Magazines for life: results of a poll among friends
I polled my Facebook friends, asking them:
Best magazines to read for the rest of your life? For general knowledge and interest, eclectic, substantive. One suggestion per comment, vote by liking. Other sources fine, as long as it’s a renewable information source (i.e. not books).
Based on about 30 comments and suggestions, here are the results. The numbers here are too small and my methods too imprecise for any serious ranking, but these are presented roughly in order of popularity.

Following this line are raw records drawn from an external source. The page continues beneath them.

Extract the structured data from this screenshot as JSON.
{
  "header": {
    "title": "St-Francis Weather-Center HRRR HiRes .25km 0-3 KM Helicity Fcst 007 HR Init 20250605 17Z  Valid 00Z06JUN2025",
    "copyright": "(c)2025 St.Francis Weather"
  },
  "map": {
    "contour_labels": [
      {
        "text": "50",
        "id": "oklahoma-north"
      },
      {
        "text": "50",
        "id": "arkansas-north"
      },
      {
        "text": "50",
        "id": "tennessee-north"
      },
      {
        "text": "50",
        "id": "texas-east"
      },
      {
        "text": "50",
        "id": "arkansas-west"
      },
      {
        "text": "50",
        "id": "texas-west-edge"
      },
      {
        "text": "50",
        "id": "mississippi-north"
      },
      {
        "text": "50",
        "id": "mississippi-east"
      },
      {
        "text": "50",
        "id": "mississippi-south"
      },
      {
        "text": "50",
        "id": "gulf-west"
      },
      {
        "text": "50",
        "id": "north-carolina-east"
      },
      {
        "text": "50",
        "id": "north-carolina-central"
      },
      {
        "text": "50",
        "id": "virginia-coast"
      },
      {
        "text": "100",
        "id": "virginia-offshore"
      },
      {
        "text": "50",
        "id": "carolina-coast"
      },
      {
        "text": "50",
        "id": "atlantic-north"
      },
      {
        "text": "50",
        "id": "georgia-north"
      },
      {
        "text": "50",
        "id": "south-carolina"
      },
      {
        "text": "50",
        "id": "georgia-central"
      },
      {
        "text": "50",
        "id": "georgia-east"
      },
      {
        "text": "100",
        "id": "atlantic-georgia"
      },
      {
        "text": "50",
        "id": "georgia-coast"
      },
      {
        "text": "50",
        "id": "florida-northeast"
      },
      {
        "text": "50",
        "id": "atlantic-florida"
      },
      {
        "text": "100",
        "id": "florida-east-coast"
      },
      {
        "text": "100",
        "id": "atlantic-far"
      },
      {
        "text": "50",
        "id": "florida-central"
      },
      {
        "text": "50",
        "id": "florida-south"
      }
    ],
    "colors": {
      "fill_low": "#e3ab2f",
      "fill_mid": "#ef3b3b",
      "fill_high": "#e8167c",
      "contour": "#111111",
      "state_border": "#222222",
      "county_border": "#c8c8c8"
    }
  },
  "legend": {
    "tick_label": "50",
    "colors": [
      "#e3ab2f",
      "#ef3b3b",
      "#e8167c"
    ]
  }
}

Publications that got more than one mention or vote:
- The Economist
- Scientific American
- New Scientist (with one assertion that “New Scientist > Scientific American”
- Nature
- New Yorker (despite the “depressing short stories”)
- National Geographic Magazine
- New York Review of Books (which was not on my radar for this at all)
Publications that received only a single mention:
- Arts & Letters
- Discover
- Smithsonian
- Utne (haven’t thought about Utne since the early 1990s!)
- Reason (never heard of it, but I like the title)
- Science Daily
- The Week
- Adbusters
- The Onion
Interestingly, no votes for The Atlantic, and one against it.
I excluded a handful of suggestions simply for being too nichey to be a good answer to the poll.
Dale Favier made a fine point that few magazines have ever sustained editorial quality for long: the “moving target” problem of trying to choose long term commitments to periodicals.